The Rusty Years
Yesterday involved a visit to the doctor to get my left wrist checked, it's been hurting a lot and some of the fingers are tingly/numb. At times the pain goes all the way up my arm. No, not a sign of impending heart-attack, got that cleared with my cardiologist on Monday. It is what one would expect when they've spent anywhere from 5-10 hours a day on a keyboard for the last 30 years - carpal tunnel syndrome. Lovely. For the present time I have a brace and short dose of steroids to see if it will settle down again, it has before. Will go back for re-evaluation in three weeks. Does this keep me off the keyboard? Well hell no, not at work, and definitely not for blogging! Life goes on.
Then there is the issue of the chronic back pain, and the worn out knee, and... and... and so forth - the indignities of getting older. John deals with more of it every year too, and we dread what shape we will be in at 70 or 80, should we live that long. Golden years they're not... more like the rusty years!
Thirty some years ago, when my then-spouse and I moved to New Mexico, I took a job as a receptionist/clerk for an insurance agent. He was a wonderful man in his late 50's. A retired cop from New York City, with a heavy Irish accent. His wife worked at the agency with him and they treated me like family. They had moved to the Southwest planning to eventually retire in the warm climate. They always talked about the places they were going to go and the things they were going to do when they retired. Even after thirty some years, they were still deeply in love with each other.
Then came a time when he needed cataract surgery, a simple enough procedure. When he went in for the pre-operative workup, they did the usual chest x-ray... and found spots on his lungs. Six months later this man who hadn't been sick hardly a day in his life, died of cancer. It was a tragedy, and a shock to all of us. All their plans for spending the golden years together never came to be.
I think about them often now, as we get older. We are at the ages they were then. We often fantasize about how wonderful it would be to retire, to not "punch the clock" anymore, to spend our days travelling, doing what we choose, and maybe some days doing nothing at all.
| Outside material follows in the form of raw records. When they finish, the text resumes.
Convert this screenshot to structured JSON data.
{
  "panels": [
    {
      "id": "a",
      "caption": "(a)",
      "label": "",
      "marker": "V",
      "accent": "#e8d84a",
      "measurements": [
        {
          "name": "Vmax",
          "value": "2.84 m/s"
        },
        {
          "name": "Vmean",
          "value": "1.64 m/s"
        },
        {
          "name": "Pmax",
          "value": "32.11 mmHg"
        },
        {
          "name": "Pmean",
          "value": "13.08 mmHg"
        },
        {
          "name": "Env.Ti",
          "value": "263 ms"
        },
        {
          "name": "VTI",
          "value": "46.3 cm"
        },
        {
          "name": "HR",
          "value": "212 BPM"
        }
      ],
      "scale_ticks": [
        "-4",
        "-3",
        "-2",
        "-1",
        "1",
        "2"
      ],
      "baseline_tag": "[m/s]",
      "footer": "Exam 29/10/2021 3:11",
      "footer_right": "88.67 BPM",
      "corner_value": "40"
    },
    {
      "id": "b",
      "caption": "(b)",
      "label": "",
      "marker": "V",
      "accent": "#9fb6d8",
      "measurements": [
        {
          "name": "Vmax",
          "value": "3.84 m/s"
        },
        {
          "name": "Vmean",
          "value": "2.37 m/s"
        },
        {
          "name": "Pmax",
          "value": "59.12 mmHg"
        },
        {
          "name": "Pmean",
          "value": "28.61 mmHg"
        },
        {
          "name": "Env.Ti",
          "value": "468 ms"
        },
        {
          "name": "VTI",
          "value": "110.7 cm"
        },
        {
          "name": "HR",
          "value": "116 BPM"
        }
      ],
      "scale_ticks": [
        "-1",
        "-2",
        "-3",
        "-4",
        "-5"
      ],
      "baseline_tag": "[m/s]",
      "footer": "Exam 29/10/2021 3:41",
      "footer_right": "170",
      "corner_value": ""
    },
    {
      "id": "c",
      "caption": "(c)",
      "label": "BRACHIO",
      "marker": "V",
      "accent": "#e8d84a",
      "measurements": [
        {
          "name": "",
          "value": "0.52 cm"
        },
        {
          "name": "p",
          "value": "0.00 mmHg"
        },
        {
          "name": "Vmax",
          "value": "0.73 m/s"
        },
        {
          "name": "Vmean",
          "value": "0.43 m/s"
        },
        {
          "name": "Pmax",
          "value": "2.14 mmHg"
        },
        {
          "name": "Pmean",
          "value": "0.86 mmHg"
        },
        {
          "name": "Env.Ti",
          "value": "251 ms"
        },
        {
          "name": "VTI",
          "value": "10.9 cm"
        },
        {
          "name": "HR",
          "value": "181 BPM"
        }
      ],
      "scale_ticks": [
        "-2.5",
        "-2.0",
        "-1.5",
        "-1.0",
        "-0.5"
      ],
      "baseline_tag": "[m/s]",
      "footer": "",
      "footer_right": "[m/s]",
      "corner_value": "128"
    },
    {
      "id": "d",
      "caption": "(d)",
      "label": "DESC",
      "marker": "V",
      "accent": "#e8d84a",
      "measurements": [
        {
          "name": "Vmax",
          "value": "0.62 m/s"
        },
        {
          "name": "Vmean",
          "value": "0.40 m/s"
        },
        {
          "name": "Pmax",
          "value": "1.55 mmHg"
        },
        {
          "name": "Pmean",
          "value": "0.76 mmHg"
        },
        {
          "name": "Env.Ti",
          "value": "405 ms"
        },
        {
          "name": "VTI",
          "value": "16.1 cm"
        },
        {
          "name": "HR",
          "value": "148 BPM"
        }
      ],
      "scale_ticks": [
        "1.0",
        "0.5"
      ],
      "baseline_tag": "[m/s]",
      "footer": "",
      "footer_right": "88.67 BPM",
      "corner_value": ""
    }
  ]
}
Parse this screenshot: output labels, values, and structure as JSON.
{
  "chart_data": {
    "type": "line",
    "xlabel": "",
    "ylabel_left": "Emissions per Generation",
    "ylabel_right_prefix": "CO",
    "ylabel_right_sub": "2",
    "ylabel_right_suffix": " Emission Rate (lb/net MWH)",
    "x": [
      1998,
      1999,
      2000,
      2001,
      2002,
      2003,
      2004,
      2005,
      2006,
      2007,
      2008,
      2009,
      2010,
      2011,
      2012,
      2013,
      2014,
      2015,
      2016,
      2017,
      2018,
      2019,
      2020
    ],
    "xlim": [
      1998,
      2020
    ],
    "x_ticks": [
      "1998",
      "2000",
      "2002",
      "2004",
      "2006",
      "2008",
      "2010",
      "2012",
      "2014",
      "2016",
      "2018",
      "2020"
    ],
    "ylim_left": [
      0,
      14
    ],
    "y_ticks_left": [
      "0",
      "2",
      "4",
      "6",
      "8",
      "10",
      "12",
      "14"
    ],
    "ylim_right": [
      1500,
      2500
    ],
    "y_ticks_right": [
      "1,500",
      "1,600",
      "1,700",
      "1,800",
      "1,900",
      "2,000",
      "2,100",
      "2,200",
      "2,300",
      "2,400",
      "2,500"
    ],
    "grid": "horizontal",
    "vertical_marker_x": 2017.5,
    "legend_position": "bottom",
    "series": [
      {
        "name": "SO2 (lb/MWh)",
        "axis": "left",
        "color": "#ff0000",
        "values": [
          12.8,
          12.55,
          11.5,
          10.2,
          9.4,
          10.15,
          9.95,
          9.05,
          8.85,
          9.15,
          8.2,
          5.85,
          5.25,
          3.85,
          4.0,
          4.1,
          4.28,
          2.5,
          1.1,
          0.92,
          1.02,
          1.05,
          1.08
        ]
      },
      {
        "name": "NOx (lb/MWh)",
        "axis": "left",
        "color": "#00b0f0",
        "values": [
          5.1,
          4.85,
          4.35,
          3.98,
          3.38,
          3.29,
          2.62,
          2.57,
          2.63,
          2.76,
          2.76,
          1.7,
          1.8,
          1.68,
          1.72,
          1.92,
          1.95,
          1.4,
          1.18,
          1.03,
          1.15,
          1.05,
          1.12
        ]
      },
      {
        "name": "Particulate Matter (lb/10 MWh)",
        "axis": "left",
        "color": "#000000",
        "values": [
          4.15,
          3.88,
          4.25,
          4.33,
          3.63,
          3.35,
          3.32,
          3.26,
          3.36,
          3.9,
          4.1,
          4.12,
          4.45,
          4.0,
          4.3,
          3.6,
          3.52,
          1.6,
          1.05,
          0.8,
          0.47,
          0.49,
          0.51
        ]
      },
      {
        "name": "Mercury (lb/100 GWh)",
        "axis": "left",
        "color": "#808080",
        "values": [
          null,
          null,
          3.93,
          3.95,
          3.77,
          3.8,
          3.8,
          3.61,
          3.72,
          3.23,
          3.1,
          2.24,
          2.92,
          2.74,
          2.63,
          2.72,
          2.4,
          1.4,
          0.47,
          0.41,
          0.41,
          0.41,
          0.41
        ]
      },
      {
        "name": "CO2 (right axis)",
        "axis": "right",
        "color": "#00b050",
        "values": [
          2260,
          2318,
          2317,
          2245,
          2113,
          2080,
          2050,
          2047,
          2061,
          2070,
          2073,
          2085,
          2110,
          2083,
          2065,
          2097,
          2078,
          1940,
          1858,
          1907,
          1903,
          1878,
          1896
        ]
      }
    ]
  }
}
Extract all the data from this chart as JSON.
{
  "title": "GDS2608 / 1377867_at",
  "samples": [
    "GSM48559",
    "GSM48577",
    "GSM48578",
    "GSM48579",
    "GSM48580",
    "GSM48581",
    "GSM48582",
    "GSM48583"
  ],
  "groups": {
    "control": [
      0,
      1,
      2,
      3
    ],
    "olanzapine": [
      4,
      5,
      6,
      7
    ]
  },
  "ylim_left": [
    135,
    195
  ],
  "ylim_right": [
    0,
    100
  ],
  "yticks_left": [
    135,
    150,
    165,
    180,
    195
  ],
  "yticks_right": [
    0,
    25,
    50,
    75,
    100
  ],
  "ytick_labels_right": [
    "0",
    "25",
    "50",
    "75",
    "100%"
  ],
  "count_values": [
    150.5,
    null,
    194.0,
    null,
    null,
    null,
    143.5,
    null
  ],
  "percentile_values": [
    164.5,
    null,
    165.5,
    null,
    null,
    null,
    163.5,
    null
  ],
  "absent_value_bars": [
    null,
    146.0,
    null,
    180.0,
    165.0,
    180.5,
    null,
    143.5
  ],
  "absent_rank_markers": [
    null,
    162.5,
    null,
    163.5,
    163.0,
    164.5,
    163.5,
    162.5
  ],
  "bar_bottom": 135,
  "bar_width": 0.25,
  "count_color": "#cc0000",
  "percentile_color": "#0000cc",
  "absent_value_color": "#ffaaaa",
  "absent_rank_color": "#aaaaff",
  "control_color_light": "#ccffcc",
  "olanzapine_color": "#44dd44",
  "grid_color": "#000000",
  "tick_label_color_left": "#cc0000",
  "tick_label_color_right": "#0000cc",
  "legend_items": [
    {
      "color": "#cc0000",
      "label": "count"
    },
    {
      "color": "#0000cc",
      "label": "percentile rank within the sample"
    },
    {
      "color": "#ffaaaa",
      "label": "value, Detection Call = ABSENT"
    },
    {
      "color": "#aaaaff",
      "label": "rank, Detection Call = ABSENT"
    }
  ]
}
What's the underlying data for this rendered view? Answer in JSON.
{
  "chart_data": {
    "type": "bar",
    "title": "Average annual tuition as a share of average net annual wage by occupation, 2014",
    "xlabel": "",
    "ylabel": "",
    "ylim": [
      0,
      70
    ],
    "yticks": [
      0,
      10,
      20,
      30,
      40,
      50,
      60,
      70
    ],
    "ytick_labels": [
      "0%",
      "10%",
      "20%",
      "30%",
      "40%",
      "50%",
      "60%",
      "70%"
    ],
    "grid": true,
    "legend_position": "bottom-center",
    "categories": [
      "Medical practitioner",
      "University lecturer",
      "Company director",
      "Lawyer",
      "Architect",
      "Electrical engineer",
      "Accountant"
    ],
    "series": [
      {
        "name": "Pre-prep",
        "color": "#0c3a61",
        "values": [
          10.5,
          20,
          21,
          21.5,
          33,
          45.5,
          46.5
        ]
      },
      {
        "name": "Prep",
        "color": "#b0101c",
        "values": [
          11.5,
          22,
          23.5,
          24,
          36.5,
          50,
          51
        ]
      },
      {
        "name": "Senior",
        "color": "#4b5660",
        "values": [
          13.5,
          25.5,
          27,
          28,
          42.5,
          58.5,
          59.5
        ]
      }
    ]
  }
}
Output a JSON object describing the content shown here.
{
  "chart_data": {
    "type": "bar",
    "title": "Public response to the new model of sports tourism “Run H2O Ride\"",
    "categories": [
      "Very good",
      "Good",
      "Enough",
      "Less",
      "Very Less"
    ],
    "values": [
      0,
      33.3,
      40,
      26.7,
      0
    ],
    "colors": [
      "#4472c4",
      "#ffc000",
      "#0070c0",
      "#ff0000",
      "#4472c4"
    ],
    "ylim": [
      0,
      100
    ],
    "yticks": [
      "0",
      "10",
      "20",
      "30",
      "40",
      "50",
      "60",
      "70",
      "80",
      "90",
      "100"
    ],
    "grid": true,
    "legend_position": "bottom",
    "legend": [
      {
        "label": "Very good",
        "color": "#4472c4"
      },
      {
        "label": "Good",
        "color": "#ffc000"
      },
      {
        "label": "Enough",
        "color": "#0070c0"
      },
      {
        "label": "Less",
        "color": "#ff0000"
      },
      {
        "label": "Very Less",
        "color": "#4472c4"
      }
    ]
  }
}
Life has been a little harder for both of us, and we have no great amount of retirement funds saved up, so we will undoubtedly be working at least a few days each week in our senior years to have enough money to live on, but even having more than one or two days off sounds pretty wonderful at this point. The truth is, we are both just tired of the daily grind. We've done it for so long, and it isn't very exciting anymore. It sure would be nice if Social Security kicked in at 50 instead of 65.
Not trying to be Debbie Downer or just plain morbid, but my biggest fear is that when the day finally comes to have more free time to spend together, will both of us be well enough to enjoy it, and even more importantly, will both of us still be here? Scary thoughts folks, but that's just the way it is.
The only thing we can do in life is to not let our fears get the best of us. Take it one day at a time, cherish each moment spent together now, and make sure to stop and smell the roses along the way. It's far better to enjoy them now, than to wait for someday down the road and have folks sending them in your memory.
I keep thinking there's gotta be another way to live, rather than just working our lives away to pay the bills and make ends meet... working five days to earn two days of freedom; but for the life of me, I can't figure out what that is... so back to work I go, lunchtime over.